Dear Jakey,
Your momma has a new show she is obsessed with. NY INK. And I am a little obsessed with Ami James. I somehow missed the boat the first time around with Miami Ink but I am now 100% in. And I just watched the premiere episode which I found on On Demand because I caught up most of the season in Lake George on Saturday. Anyways, there was a woman who got a tattoo of her baby who had died a few hours she was born. She had the tiniest footprints and had her name and date on it. It reminded me of both you and Nola. Tommy, the tattoo guy, was talking with the woman and he said how she was trying so hard to be positive and he asked her if he thought that she (her name was Noel) died in order for her (future) brother and sisters to live. It reminded me of today and how I sometimes wonder if you died to give Ethan a better, easier life. In a way I think you did but the truth is nothing comes for free – and the easier life he might have in some ways, is actually much harder. But it seemed somehow important. And the date of Noel’s birth and death was March 17, 2010 – a year before Jake’s Help From Heaven became an official non-profit foundation.

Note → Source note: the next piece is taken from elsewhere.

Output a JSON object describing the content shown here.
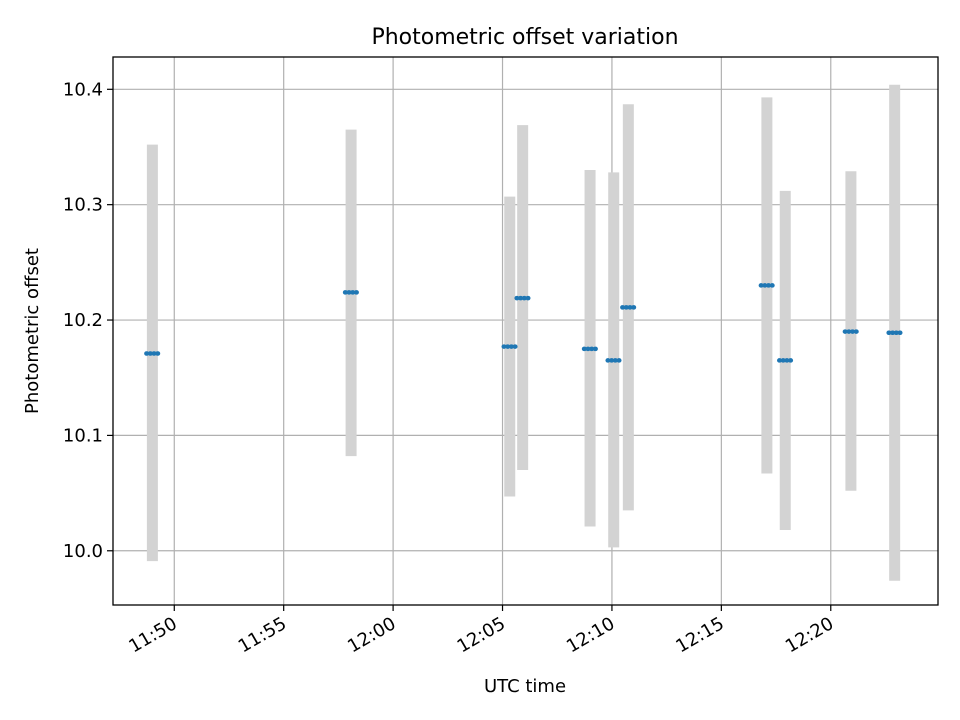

Today, Ethan and I went to Eastside Rec and played tennis. It was another one of those moments where I am trying pretty hard to make sure that I do things that would have been impossible for us to do last summer. I am trying to makes sure that the lessons you taught me about life I not only follow but live by. I am trying. This morning Kate wrote a comment about my last letter. She was remembering last summer when she was here a lot and we had to divide and conquer. Sometimes she stayed with you or picked you up from school and other times she was on Ethan duty. And then sometimes she had you both. Never an easy combination – the two of you. And to a degree you still aren’t – Ethan told me tonight that you told him that you wanted to make sure he got two more Pokemon cards to fit in his binder. He talks about you all the time and talks to you all the time. And still tries to make it two against one.
Miss you little buddy – so very much.